Fauci urged young people who might be tempted to resume their normal lives because they believe it’s unlikely they will get seriously ill from the virus to consider the impact they could have on the outbreak across the country.

“What you can’t forget is if you get infected and spread the infection, even though you do not get sick, you are part of the process of the dynamics of an outbreak,” Fauci said. “What you might be propagating, perhaps innocently, is you infect someone, who infects someone, who then infects someone who is vulnerable.”

Fauci said in response to a question from Rep. Bobby Rush, D-Ill., that he believes institutional racism has contributed to the disproportionate impact of the coronavirus on African Americans.

“Well, I mean, obviously the African American community has suffered from racism for a very, very long period of time,” Fauci told Rush, who was appearing remotely. “And I cannot imagine that that has not contributed to the conditions that they find themselves in economically and otherwise.
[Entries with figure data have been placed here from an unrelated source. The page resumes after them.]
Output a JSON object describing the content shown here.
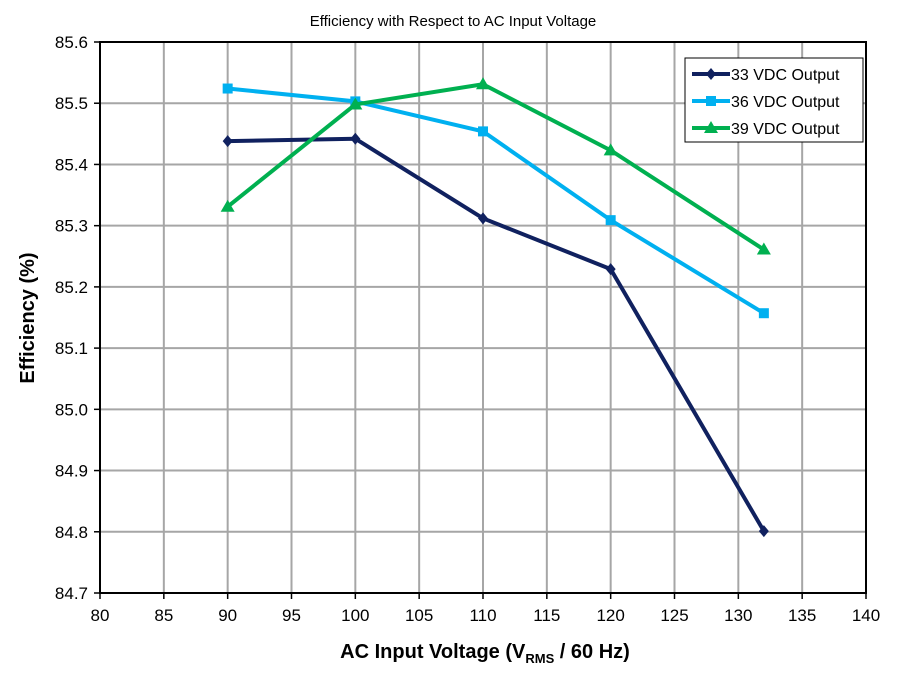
{
  "chart_data": {
    "type": "line",
    "title": "Efficiency with Respect to AC Input Voltage",
    "xlabel": "AC Input Voltage (V",
    "xlabel_sub": "RMS",
    "xlabel_tail": " / 60 Hz)",
    "ylabel": "Efficiency (%)",
    "xlim": [
      80,
      140
    ],
    "ylim": [
      84.7,
      85.6
    ],
    "xticks": [
      80,
      85,
      90,
      95,
      100,
      105,
      110,
      115,
      120,
      125,
      130,
      135,
      140
    ],
    "yticks": [
      84.7,
      84.8,
      84.9,
      85.0,
      85.1,
      85.2,
      85.3,
      85.4,
      85.5,
      85.6
    ],
    "grid": true,
    "legend_position": "top-right",
    "series": [
      {
        "name": "33 VDC Output",
        "color": "#10215f",
        "marker": "diamond",
        "x": [
          90,
          100,
          110,
          120,
          132
        ],
        "y": [
          85.438,
          85.442,
          85.312,
          85.229,
          84.801
        ]
      },
      {
        "name": "36 VDC Output",
        "color": "#00b0f0",
        "marker": "square",
        "x": [
          90,
          100,
          110,
          120,
          132
        ],
        "y": [
          85.524,
          85.503,
          85.454,
          85.309,
          85.157
        ]
      },
      {
        "name": "39 VDC Output",
        "color": "#00b050",
        "marker": "triangle",
        "x": [
          90,
          100,
          110,
          120,
          132
        ],
        "y": [
          85.331,
          85.498,
          85.531,
          85.423,
          85.261
        ]
      }
    ]
  }
}
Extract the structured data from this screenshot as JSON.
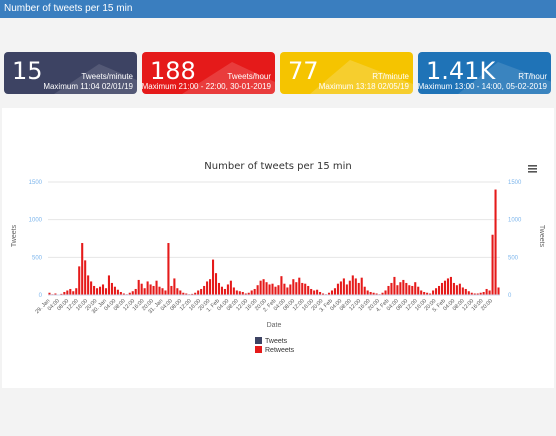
{
  "header": {
    "title": "Number of tweets per 15 min"
  },
  "cards": [
    {
      "value": "15",
      "unit": "Tweets/minute",
      "maximum": "Maximum 11:04 02/01/19",
      "color": "#3d4363"
    },
    {
      "value": "188",
      "unit": "Tweets/hour",
      "maximum": "Maximum 21:00 - 22:00, 30-01-2019",
      "color": "#e51a1a"
    },
    {
      "value": "77",
      "unit": "RT/minute",
      "maximum": "Maximum 13:18 02/05/19",
      "color": "#f5c400"
    },
    {
      "value": "1.41K",
      "unit": "RT/hour",
      "maximum": "Maximum 13:00 - 14:00, 05-02-2019",
      "color": "#1f73b7"
    }
  ],
  "menu_icon": "hamburger-menu-icon",
  "chart_data": {
    "type": "bar",
    "title": "Number of tweets per 15 min",
    "xlabel": "Date",
    "ylabel_left": "Tweets",
    "ylabel_right": "Tweets",
    "ylim": [
      0,
      1500
    ],
    "yticks": [
      "0",
      "500",
      "1000",
      "1500"
    ],
    "grid": true,
    "legend": "bottom",
    "xticks": [
      "29. Jan",
      "04:00",
      "08:00",
      "12:00",
      "16:00",
      "20:00",
      "30. Jan",
      "04:00",
      "08:00",
      "12:00",
      "16:00",
      "20:00",
      "31. Jan",
      "04:00",
      "08:00",
      "12:00",
      "16:00",
      "20:00",
      "1. Feb",
      "04:00",
      "08:00",
      "12:00",
      "16:00",
      "20:00",
      "2. Feb",
      "04:00",
      "08:00",
      "12:00",
      "16:00",
      "20:00",
      "3. Feb",
      "04:00",
      "08:00",
      "12:00",
      "16:00",
      "20:00",
      "4. Feb",
      "04:00",
      "08:00",
      "12:00",
      "16:00",
      "20:00",
      "5. Feb",
      "04:00",
      "08:00",
      "12:00",
      "16:00",
      "20:00"
    ],
    "series": [
      {
        "name": "Tweets",
        "color": "#3d4363",
        "values": []
      },
      {
        "name": "Retweets",
        "color": "#e51a1a",
        "values": [
          30,
          10,
          20,
          5,
          15,
          40,
          60,
          80,
          50,
          90,
          380,
          690,
          460,
          260,
          180,
          120,
          90,
          110,
          140,
          90,
          260,
          160,
          110,
          70,
          40,
          20,
          10,
          30,
          50,
          80,
          200,
          150,
          90,
          180,
          140,
          120,
          190,
          110,
          90,
          60,
          690,
          120,
          220,
          90,
          60,
          30,
          20,
          10,
          15,
          30,
          60,
          80,
          120,
          180,
          210,
          470,
          290,
          160,
          110,
          80,
          140,
          190,
          100,
          60,
          50,
          40,
          20,
          30,
          60,
          80,
          130,
          190,
          210,
          170,
          140,
          150,
          110,
          130,
          250,
          150,
          100,
          140,
          210,
          170,
          230,
          160,
          150,
          120,
          80,
          60,
          70,
          40,
          20,
          10,
          30,
          60,
          90,
          150,
          180,
          220,
          140,
          190,
          260,
          220,
          160,
          230,
          110,
          60,
          40,
          30,
          20,
          10,
          30,
          60,
          120,
          160,
          240,
          130,
          170,
          200,
          160,
          130,
          120,
          170,
          110,
          60,
          40,
          30,
          20,
          60,
          90,
          120,
          160,
          190,
          220,
          240,
          160,
          130,
          150,
          100,
          80,
          50,
          30,
          20,
          20,
          30,
          40,
          80,
          60,
          800,
          1400,
          100
        ]
      }
    ]
  }
}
So the answer, congressman, is yes.”


Data has shown that minorities account for a disproportionate number of cases and deaths from the virus. The CDC has said that more widespread underlying medical conditions and a greater number of racial minorities living in densely populated areas contribute to the phenomenon.

Calling the pandemic the “greatest public health crisis” that the United States has faced in more than a century, Redfield urged Americans to continue social distancing, hand-washing and use face coverings to prevent and control the spread of the coronavirus, calling them the “most powerful weapons” health officials have.

He said the rise in the number of cases in many states is driven by several factors, including increased community transmission.

His comments undercut what the president has said, that the increase in cases is the result of increased testing.

In preparing for the possibility of covid-19 and influenza hitting at the same time this fall, Redfield also urged Americans to embrace flu vaccinations.

“This single act will save lives,” he said.